She was 14 when she became a wife. At 17, a mother. By 19, she was a widow. That was the starting line for Fatmata B., a woman whose name is now whispered in the corridors of Britain's Department for International Development. According to three former DFID officials who spoke on condition of anonymity, her story was the catalyst for a clandestine overhaul of British aid policy toward Sierra Leone, moving billions into grassroots women's programmes.
The woman in question, now in her 40s and married to a prominent political figure in Freetown, has never been publicly identified. But documents obtained by this newspaper show that in 2016, a 12-page memo circulated between the offices of the then Secretary of State and the Permanent Secretary. The memo, marked "Sensitive: Personal", detailed the trajectory of a girl forced into marriage at an age when most British children are watching Disney films. It concluded with a stark recommendation: "Current aid structure ignores systemic child marriage. We must shift funding from large infrastructure projects to community-level education and legal reform."
Inside the department, the memo was seen as a direct challenge to the then-government's focus on tying aid to British trade interests. "It was like a bomb went off," said one former senior policy adviser. "Here was a woman who had lived through the exact thing we were supposed to be fighting, and our own programmes were funding the very structures that allowed it to happen."

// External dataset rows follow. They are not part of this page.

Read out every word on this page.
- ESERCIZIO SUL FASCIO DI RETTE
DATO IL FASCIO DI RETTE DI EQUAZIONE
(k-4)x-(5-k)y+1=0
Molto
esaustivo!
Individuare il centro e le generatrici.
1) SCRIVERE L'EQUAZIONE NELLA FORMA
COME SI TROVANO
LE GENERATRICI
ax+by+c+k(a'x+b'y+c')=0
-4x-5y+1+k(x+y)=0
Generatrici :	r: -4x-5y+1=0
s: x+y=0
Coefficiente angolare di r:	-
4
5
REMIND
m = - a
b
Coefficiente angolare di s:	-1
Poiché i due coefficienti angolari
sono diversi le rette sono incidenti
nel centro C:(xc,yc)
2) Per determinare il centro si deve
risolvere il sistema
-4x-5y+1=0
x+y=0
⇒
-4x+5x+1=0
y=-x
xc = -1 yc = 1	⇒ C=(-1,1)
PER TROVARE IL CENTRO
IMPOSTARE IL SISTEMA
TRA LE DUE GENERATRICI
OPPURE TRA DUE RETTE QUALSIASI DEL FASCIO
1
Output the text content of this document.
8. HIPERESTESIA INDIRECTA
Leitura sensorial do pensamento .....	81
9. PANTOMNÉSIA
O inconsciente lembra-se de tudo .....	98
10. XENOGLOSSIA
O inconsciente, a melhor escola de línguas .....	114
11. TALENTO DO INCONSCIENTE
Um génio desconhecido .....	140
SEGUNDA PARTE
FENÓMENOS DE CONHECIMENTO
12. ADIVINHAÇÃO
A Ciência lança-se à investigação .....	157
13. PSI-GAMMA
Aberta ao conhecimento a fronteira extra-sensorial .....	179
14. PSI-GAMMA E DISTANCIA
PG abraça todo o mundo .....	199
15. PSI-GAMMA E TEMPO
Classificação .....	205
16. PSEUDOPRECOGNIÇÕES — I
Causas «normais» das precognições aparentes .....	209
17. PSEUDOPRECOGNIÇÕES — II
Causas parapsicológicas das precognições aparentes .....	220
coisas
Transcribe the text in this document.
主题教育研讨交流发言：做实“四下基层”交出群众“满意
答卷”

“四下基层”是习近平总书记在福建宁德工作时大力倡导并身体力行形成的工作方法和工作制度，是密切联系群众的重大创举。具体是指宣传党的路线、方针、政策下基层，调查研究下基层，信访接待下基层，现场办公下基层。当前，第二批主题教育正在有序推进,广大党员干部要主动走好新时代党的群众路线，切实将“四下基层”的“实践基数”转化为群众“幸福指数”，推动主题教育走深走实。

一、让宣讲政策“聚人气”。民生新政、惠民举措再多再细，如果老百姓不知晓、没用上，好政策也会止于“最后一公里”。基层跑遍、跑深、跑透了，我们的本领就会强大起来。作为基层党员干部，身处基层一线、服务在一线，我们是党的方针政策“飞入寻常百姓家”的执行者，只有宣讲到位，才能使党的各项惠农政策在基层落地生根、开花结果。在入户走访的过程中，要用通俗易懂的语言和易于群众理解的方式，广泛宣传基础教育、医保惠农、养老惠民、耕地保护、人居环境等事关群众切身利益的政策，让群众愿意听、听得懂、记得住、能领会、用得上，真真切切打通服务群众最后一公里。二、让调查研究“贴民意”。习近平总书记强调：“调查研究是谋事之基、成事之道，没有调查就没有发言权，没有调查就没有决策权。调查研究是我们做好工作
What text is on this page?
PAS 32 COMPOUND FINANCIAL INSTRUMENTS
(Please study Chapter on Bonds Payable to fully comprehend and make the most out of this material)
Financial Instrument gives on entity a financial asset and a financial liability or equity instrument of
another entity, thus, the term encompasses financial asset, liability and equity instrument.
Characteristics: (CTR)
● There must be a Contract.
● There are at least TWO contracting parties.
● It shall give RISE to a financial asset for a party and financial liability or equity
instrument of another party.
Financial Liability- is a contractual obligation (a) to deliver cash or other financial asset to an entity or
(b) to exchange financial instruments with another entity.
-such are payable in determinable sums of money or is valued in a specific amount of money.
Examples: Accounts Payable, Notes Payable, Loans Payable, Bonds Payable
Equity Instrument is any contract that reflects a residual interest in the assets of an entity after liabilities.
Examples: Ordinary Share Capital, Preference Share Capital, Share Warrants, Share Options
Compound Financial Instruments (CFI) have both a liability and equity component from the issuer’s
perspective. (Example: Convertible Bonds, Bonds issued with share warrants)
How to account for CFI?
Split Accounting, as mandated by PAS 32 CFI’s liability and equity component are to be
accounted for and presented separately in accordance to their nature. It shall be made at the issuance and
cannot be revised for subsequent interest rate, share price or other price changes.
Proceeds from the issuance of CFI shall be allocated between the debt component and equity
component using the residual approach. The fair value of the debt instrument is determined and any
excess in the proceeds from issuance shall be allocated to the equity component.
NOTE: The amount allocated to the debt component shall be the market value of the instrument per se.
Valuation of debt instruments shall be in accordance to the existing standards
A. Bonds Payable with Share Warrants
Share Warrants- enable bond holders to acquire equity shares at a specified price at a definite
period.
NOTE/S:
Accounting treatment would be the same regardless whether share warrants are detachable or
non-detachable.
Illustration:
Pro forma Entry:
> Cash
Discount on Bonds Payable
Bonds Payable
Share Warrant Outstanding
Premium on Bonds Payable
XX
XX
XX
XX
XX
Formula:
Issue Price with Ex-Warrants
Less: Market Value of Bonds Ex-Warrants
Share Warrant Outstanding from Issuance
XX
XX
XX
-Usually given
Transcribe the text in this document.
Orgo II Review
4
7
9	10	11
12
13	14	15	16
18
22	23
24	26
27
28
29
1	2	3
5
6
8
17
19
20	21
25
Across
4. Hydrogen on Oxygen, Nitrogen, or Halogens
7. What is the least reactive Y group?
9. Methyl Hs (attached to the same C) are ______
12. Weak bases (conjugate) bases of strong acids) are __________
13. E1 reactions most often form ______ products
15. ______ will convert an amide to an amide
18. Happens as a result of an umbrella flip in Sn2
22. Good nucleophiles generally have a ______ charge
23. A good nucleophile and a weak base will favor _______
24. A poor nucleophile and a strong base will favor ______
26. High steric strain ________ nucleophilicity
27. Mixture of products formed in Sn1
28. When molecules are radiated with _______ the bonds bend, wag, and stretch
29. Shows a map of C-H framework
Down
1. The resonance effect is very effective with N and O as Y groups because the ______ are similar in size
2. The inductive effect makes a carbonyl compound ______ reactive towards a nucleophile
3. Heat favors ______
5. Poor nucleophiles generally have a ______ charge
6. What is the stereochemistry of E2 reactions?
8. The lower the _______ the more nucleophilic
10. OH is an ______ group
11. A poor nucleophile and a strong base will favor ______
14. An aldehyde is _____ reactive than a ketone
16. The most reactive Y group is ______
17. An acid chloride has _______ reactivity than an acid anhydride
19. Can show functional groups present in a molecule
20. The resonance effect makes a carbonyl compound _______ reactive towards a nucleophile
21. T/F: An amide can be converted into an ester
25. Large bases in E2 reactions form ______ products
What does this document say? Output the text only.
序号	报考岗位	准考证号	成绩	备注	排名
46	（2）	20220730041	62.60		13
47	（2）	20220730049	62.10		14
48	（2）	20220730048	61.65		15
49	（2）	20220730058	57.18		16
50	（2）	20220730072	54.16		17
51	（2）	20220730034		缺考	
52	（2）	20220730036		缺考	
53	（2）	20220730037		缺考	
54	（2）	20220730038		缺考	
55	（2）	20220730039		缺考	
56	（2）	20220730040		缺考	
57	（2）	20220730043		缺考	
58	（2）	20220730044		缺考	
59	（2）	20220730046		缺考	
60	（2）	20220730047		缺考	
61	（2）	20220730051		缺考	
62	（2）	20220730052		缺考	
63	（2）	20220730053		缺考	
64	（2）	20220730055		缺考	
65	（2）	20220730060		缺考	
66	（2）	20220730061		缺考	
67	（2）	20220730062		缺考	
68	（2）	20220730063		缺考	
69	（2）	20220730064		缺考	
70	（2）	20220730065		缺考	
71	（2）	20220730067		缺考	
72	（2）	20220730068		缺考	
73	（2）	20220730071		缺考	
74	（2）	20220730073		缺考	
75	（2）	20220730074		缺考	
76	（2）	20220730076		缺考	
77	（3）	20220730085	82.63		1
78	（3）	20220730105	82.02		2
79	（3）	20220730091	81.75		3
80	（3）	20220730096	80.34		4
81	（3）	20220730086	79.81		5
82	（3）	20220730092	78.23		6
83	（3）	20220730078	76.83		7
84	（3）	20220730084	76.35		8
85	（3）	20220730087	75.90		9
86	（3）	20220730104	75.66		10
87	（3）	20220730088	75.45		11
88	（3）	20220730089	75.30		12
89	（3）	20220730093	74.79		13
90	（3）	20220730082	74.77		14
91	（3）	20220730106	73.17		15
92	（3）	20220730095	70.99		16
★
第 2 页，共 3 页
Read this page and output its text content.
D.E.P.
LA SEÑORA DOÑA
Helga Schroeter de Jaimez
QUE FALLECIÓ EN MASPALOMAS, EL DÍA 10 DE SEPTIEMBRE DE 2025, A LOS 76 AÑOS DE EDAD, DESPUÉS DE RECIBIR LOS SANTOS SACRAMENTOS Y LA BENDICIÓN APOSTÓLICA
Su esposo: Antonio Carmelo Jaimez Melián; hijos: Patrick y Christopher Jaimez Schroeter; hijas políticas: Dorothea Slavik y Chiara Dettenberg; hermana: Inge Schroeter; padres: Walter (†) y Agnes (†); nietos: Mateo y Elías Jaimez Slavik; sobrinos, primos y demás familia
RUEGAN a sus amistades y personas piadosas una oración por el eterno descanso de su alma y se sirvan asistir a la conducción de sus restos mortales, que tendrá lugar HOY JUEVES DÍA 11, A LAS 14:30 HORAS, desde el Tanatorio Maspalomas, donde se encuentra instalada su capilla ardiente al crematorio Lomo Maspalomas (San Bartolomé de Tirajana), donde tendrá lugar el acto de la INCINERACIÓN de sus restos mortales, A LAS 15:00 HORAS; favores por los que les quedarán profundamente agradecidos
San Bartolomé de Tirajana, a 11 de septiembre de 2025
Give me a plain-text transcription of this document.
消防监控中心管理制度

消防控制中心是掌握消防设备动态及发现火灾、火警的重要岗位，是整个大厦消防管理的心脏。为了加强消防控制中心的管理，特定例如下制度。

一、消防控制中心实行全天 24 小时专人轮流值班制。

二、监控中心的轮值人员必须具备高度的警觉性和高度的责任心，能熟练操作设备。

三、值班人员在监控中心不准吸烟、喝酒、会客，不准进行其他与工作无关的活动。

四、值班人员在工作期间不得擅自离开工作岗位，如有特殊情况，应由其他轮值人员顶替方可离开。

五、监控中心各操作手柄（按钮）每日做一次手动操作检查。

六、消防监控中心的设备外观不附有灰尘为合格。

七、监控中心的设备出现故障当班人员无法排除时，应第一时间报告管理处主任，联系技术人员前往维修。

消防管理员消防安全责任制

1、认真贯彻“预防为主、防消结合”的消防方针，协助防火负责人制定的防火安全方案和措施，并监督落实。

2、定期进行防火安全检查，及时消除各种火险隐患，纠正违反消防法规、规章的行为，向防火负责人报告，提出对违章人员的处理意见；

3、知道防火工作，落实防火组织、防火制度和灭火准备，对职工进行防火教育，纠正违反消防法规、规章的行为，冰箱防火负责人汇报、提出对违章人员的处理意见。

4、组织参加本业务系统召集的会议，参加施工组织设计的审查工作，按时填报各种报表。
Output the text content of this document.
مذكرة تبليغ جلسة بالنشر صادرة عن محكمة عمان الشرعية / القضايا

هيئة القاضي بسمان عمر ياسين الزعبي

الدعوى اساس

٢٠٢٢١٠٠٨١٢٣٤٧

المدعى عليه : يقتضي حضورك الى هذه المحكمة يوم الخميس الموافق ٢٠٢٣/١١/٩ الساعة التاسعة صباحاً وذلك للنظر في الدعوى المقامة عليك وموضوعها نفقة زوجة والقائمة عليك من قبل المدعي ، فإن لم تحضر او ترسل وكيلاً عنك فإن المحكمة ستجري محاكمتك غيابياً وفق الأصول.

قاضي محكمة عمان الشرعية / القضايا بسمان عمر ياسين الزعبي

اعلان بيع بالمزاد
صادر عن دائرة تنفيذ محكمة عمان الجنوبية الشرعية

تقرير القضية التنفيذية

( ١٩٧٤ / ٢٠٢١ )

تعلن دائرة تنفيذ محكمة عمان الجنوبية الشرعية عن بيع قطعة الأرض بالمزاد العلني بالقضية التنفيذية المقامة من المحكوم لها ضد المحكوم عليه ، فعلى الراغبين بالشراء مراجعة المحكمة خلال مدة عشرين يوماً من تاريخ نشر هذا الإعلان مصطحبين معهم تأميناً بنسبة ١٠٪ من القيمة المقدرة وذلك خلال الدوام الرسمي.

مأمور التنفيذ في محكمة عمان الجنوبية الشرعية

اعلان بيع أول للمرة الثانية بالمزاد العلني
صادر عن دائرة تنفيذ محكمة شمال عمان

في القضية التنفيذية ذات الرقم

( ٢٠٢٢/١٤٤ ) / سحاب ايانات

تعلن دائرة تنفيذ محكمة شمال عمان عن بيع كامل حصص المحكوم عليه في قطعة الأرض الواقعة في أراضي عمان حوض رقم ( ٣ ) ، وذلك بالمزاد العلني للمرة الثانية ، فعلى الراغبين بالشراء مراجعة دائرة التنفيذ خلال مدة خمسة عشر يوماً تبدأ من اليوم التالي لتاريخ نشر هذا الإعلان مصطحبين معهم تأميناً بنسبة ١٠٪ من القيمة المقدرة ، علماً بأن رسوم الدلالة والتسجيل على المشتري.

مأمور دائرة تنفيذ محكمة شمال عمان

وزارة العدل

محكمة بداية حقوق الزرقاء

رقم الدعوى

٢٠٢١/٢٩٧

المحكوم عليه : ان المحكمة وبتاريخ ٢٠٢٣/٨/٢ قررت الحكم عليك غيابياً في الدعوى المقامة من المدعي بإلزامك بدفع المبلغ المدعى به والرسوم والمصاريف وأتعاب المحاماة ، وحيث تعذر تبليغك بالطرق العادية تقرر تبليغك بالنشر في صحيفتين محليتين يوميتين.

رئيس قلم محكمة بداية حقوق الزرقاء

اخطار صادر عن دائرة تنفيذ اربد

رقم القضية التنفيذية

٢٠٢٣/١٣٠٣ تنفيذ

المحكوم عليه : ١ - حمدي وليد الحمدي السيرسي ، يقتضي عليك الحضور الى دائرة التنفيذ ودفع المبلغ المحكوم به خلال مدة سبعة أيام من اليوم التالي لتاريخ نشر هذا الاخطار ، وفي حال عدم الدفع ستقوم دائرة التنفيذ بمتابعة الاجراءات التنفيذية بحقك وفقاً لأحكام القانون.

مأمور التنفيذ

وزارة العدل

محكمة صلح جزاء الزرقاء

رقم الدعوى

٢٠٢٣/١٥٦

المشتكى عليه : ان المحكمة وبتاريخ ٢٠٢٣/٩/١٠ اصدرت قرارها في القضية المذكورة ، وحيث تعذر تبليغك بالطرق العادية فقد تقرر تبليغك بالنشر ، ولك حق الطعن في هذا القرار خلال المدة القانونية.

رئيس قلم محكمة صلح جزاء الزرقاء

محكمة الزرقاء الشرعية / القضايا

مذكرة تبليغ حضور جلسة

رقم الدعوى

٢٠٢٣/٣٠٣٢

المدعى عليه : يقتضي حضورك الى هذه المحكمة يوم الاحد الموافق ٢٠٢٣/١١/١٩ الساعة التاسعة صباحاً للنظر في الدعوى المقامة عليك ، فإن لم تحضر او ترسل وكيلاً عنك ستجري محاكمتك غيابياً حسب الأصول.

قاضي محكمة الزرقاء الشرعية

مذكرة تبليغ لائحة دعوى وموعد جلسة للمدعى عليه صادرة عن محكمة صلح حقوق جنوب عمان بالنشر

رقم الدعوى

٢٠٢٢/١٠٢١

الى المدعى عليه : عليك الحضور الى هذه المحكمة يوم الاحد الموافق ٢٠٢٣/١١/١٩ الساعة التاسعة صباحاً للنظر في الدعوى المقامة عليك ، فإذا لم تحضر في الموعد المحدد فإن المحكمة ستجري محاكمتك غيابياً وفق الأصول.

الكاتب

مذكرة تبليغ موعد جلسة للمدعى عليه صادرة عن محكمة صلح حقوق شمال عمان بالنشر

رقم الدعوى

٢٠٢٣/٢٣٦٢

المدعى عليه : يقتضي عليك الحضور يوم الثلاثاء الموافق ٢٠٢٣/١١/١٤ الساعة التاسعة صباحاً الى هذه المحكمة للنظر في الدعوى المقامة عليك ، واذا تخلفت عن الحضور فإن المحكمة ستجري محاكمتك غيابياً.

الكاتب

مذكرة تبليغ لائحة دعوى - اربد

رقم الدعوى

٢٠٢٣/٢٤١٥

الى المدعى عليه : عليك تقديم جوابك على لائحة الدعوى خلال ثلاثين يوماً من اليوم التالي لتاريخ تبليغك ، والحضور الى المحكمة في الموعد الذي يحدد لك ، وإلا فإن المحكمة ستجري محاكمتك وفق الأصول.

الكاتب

The shift was not instantaneous. Records show that in 2018, just £2.3 million of the £76 million aid budget for Sierra Leone was allocated to programmes targeting child marriage and girls' education. But by 2021, that figure had ballooned to £31 million. The pivot was not publicly announced: no press releases, no ministerial statements. Instead, internal budgets were reallocated under the radar, a tactic one official described as "quiet revolution".
Critics within the Foreign Office argue that the approach was politically motivated. "Linking aid to one woman's story, however tragic, is not policy," said a former British diplomat who served in West Africa. "It's emotional blackmail dressed up as human rights." But supporters counter that the numbers speak for themselves. Since 2019, the percentage of girls married before 18 in Sierra Leone dropped from 39% to 30%, according to UNICEF. While causality is difficult to prove, the correlation is striking.
Fatmata B.'s story, as pieced together from interviews with four women who know her, is harrowing. Married at 14 to a man three times her age, she bore her first child at 15. When her husband died of a preventable disease at 28, she was left destitute, illiterate, and with three children under five. She walked 200 miles to a relative's house in Freetown, where she learned to read at a night school funded by a British NGO. That NGO, it transpires, was a pilot recipient of the redirected aid funds.
The political marriage came later. Her current husband, a figure in Sierra Leone's governing party, met her at a charity event, but those close to him say he was struck by her story. "He saw in her a symbol of what was possible," said a Freetown-based political analyst. "But also a weapon." The couple have used their platform to push for a constitutional ban on child marriage, which passed parliament in 2023.
A spokesperson for the FCDO declined to comment on the memo or Fatmata B.'s identity, stating only: "The UK is proud of its work to end child marriage in Sierra Leone, but we do not comment on individual cases." However, internal emails show that the woman was granted a meeting with a senior British minister in 2019, where she reportedly told him: "Your money bought my country roads. It did not buy my daughter's freedom."
The Foreign Office has since launched an investigation into the leak of the 2016 memo, but the damage is done: the story of a child bride turned first lady is now the unspoken standard by which British aid policy in Sierra Leone is judged. And with a general election looming, both parties are racing to claim credit for a policy shift that was never meant to see the light of day.